A programação cultural das manifestações incluirá apresentações de artistas renomados, como Gloria Groove e MC IG, que se unirão aos movimentos sociais para fortalecer a mensagem de mobilização dos trabalhadores e trabalhadoras.
Concentração e Exposições
A Central dos Trabalhadores e Trabalhadoras do Brasil (CTB) realizará sua concentração na Praça Franklin Roosevelt, às 9h, destacando o 1º de Maio como uma plataforma para pressão social em busca de mudanças concretas. Segundo a CTB, “o 1º de Maio deste ano vai além de uma celebração simbólica e se coloca como um espaço de pressão social por mudanças concretas”. Entre os temas de destaque estarão o combate à precarização do trabalho, a demanda por políticas públicas que fortaleçam a economia e a defesa de direitos básicos para garantir dignidade à população trabalhadora.

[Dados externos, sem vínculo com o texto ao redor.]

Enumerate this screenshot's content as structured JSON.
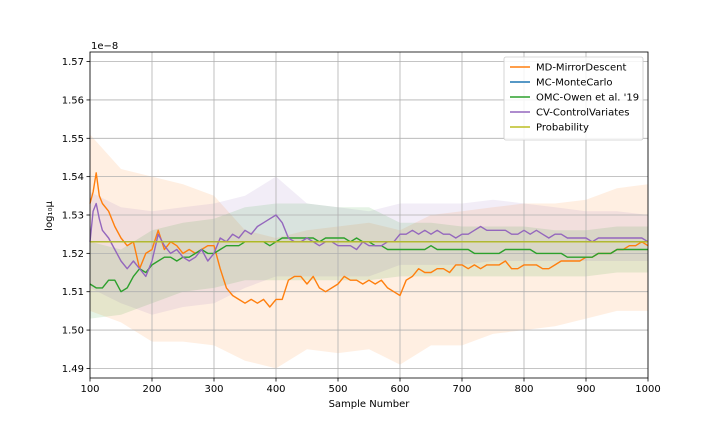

Por outro lado, a União Geral dos Trabalhadores (UGT) iniciará a 12ª edição da Expo Paulista na Avenida Paulista. A ação contará com 30 painéis elaborados pelo estilista Ronaldo Fraga, que retratam as lutas e conquistas dos trabalhadores brasileiros. A exposição, que promete ser uma reflexão visual sobre as transformações do trabalho, estará aberta até o dia 31 de maio e espera receber até 1,5 milhão de visitantes diariamente.
A Central dos Sindicatos Brasileiros (CSB) também se juntará às mobilizações, realizando eventos descentralizados em cidades como Araçatuba e Ribeirão Preto. A CSB argumenta que essa nova organização das manifestações proporciona maior visibilidade às reivindicações, aproximando os sindicatos das bases trabalhadoras e reforçando a luta por direitos.